# **Notebook 3**
## **Feature Management**

### Introduction
This notebook executes the core **Feature Engineering** phase by performing two critical operations: splitting the data and applying statistical transformations in a controlled, non-leaking sequence. Since we are **not using a Scikit-learn Pipeline**, all transformation steps (Imputation, Scaling, Encoding) must be manually fitted and applied.

### Anti-Leakage Protocol: Split First
1.  **Split Data First:** The structurally cleaned dataset is first divided into dedicated Training, Validation, and Test sets.
2.  **Fit on Training Only:** All statistical transformers (`SimpleImputer`, `StandardScaler`, `OneHotEncoder`) are then **fitted exclusively on the Training set**.
3.  **Transform All:** The parameters learned solely from the Training set are applied to transform the Training, Validation, and Test sets.

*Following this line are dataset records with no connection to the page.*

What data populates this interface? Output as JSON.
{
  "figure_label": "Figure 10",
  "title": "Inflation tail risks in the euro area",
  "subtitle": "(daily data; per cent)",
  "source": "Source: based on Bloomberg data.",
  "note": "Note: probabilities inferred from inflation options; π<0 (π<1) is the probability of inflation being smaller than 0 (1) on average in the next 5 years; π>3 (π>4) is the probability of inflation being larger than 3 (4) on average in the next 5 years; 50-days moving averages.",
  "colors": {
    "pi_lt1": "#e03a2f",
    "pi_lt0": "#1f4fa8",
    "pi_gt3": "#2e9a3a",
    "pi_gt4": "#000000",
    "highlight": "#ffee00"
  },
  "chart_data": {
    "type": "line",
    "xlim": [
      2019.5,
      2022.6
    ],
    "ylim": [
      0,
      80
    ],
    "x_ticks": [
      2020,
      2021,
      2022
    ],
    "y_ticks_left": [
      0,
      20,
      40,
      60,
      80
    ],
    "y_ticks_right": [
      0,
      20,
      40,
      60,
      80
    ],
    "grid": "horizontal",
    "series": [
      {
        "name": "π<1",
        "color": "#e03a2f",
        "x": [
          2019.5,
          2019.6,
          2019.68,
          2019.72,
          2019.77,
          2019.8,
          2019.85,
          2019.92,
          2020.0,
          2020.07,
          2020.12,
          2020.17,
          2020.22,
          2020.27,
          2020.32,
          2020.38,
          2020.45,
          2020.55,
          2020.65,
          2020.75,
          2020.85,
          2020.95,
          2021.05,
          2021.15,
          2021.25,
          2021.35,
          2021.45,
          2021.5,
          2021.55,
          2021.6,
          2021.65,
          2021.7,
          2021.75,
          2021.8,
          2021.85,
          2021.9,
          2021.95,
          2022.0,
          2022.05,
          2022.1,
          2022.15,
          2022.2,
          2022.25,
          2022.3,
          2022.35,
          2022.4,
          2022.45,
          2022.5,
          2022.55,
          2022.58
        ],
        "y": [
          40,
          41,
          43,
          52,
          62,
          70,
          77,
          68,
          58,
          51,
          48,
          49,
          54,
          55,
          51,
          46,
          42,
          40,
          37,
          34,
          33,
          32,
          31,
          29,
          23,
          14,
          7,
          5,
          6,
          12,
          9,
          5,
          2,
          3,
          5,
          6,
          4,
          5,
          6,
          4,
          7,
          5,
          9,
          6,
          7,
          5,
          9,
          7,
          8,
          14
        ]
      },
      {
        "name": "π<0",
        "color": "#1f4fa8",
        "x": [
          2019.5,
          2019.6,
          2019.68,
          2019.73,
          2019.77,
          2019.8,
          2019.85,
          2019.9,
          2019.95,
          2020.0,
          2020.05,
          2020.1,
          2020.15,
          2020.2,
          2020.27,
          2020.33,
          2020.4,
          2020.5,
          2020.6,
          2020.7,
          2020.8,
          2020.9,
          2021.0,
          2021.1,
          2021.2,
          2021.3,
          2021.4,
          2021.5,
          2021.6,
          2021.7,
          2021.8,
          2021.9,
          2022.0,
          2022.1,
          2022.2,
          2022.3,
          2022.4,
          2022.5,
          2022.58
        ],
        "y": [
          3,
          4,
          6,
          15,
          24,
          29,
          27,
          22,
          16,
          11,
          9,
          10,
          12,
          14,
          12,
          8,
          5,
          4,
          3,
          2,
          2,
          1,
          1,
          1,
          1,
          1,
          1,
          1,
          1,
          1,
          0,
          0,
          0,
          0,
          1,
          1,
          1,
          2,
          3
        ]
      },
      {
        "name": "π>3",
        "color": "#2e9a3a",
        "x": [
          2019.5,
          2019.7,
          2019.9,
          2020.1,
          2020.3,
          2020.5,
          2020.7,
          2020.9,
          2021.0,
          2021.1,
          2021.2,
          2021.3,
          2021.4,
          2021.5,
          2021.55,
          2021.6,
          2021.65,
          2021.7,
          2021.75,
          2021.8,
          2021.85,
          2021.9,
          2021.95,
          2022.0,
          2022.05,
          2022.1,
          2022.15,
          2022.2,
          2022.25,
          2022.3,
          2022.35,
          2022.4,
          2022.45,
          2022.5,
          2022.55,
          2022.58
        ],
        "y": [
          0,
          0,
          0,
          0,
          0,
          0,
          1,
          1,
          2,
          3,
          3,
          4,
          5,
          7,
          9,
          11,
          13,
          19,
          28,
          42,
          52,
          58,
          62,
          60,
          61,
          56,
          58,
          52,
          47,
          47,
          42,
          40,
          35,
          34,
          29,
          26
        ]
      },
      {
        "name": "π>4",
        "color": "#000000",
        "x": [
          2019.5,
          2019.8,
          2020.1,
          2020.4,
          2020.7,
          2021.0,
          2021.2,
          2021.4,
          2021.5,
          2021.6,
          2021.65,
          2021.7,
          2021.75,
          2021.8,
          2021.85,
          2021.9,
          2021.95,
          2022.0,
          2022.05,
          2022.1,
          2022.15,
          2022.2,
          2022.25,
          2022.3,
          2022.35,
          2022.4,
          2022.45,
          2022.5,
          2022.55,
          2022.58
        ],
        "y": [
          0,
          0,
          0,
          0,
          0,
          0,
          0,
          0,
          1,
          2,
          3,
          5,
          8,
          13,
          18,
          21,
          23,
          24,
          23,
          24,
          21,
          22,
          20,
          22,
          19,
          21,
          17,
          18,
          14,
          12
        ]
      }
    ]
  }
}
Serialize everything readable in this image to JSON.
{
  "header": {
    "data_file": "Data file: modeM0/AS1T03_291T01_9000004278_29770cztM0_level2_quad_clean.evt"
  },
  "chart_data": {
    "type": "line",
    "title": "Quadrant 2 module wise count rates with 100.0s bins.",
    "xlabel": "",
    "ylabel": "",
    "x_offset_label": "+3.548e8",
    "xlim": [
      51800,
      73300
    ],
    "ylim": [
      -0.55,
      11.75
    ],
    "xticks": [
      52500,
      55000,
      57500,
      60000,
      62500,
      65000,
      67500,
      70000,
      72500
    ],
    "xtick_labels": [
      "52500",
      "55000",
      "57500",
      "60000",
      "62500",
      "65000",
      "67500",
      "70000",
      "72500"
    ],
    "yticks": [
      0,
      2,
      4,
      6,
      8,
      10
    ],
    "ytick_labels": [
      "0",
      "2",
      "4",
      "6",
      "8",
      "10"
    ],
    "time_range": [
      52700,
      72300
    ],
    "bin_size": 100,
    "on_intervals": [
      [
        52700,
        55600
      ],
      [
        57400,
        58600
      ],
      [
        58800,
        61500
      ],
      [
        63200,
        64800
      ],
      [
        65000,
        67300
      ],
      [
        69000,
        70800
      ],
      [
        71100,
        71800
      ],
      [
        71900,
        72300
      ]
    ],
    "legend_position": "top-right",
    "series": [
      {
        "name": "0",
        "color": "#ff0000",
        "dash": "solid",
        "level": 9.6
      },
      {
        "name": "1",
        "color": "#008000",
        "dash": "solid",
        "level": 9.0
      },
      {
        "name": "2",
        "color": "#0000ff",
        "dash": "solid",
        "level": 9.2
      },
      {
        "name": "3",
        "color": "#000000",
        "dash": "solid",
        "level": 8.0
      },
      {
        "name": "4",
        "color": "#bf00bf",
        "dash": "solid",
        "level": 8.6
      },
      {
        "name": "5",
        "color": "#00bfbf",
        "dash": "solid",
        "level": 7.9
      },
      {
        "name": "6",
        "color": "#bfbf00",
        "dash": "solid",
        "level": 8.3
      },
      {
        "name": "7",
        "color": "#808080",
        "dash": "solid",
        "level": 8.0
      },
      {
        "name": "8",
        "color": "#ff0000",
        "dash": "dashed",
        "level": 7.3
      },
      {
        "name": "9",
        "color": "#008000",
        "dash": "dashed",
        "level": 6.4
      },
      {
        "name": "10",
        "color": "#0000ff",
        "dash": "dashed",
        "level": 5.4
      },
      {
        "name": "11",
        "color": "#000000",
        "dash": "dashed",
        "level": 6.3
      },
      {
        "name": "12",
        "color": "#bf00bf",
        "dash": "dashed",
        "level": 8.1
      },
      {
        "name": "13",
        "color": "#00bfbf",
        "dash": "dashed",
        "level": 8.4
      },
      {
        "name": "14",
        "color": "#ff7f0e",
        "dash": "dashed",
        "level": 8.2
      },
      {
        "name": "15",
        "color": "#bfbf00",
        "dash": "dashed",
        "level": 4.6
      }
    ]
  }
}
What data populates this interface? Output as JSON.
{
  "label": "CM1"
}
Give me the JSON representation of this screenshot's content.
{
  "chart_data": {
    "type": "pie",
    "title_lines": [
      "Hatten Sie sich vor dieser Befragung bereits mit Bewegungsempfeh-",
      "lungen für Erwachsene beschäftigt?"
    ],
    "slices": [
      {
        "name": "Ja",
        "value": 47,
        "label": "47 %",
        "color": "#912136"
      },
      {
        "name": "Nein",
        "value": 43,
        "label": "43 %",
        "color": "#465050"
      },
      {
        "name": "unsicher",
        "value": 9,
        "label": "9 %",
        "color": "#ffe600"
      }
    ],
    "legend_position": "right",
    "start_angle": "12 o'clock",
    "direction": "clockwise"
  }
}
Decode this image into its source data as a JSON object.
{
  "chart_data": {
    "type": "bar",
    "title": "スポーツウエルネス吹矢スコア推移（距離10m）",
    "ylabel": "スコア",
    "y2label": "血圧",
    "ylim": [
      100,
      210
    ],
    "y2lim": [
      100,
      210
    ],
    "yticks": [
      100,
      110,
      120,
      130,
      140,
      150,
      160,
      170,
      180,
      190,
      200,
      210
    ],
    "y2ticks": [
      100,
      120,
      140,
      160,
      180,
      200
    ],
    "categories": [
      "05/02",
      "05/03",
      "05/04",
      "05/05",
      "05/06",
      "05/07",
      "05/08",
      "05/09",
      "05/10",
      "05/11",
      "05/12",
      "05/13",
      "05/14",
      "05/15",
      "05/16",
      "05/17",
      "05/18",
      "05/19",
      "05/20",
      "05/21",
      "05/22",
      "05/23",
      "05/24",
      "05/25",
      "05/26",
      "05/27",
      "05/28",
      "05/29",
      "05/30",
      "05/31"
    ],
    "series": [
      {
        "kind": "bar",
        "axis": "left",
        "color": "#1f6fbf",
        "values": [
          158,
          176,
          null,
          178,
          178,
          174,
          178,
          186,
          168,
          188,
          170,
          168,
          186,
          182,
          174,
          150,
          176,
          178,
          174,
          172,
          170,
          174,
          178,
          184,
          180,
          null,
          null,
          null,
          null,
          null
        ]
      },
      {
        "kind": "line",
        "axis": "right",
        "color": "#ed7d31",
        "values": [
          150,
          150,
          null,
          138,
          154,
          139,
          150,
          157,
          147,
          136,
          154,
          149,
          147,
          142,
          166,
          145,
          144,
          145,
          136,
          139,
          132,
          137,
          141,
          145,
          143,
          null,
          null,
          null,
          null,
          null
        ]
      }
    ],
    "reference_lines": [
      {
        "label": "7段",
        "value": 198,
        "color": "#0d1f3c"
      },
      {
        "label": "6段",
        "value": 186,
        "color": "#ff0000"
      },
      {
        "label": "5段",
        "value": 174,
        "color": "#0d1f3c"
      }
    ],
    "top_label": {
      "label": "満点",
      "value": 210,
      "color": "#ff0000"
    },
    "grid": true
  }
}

This explicit, manual sequencing guarantees that no information from the Test or Validation set contaminates the Training process.

### Objectives
The objectives are:
* **Data Splitting:** Divide the dataset into 60% Training, 20% Validation, and 20% Test sets using a stratified approach to maintain class balance (`OK`/`KO`) in all partitions.
* **Imputation:** Manually fit and transform the data, filling missing values in numerical features using the median calculated only from the Training data.
* **Scaling:** Manually fit and transform the numerical features using the `StandardScaler`, with its mean ($\mu$) and standard deviation ($\sigma$) calculated only from the Training data.
* **Encoding:** Manually fit and transform the categorical feature (`origin`) using `OneHotEncoder` based only on the unique categories present in the Training data.
* **Export:** Save the fully transformed data splits and the fitted transformer objects for direct use by the **Modelling (NB4)** and **Final Model (NB9)** notebooks.

In [184]:
import pandas as pd
import numpy as np
import pickle, os

# data partition
from sklearn.model_selection import train_test_split, StratifiedKFold 

# imputação
from sklearn.impute import SimpleImputer # <-- ESSENCIAL para imputação manual

# scaling methods
from sklearn.preprocessing import StandardScaler, MinMaxScaler, RobustScaler

# encoding
from sklearn.preprocessing import OneHotEncoder, LabelEncoder

import matplotlib.pyplot as plt
import seaborn as sns
from sklearn.linear_model import LogisticRegression
from sklearn.feature_selection import RFE
from sklearn.linear_model import LassoCV
from sklearn.tree import DecisionTreeClassifier
from sklearn.metrics import classification_report
import scipy.stats as stats
from scipy.stats import chi2_contingency
import warnings
warnings.filterwarnings('ignore')

##### **3.1 Load Structurally Cleaned Data from NB2**

In [185]:
learn_clean = pd.read_csv('datasetlearn_structurally_cleaned.csv', sep = ',')
display(learn_clean.shape)
learn_clean.head()

(5200, 15)

Unnamed: 0,ambient_humidity,baking_duration,cooling_period,cream_fat_content,egg_temperature,egg_yolk_count,final_temperature,lemon_zest_ph,origin,oven_temperature,preheating_time,salt_ratio,sugar_content,vanilla_extract,quality_class_binary
0,54.0,24.0,26.0,100.4,52.0,11.0,309.0,3.2,Lisboa,,207.0,42.74,22.8,5.7,0.0
1,66.0,37.0,34.0,98.0,46.0,10.0,317.0,3.3,Lisboa,306.0,245.0,41.73,11.6,4.0,0.0
2,41.0,30.0,19.0,99.3,53.0,10.0,130.0,3.4,Porto,121.0,186.0,75.1,20.3,7.5,1.0
3,62.0,24.0,48.0,98.0,115.0,9.0,354.0,3.3,Lisboa,357.0,186.0,46.41,73.3,4.2,1.0
4,55.0,21.0,34.0,100.1,48.0,9.0,211.0,3.0,Lisboa,202.0,218.0,56.52,80.1,6.0,0.0


Drop rows where the target variable is null, due to reasons, one in the code and one logic. The one in the code is the stratify=y cannot process them, and the logic one is that either the Pastel de Nata is Ok or not Ok, can't be NaN

In [186]:
learn_clean = learn_clean.dropna(subset=['quality_class_binary'])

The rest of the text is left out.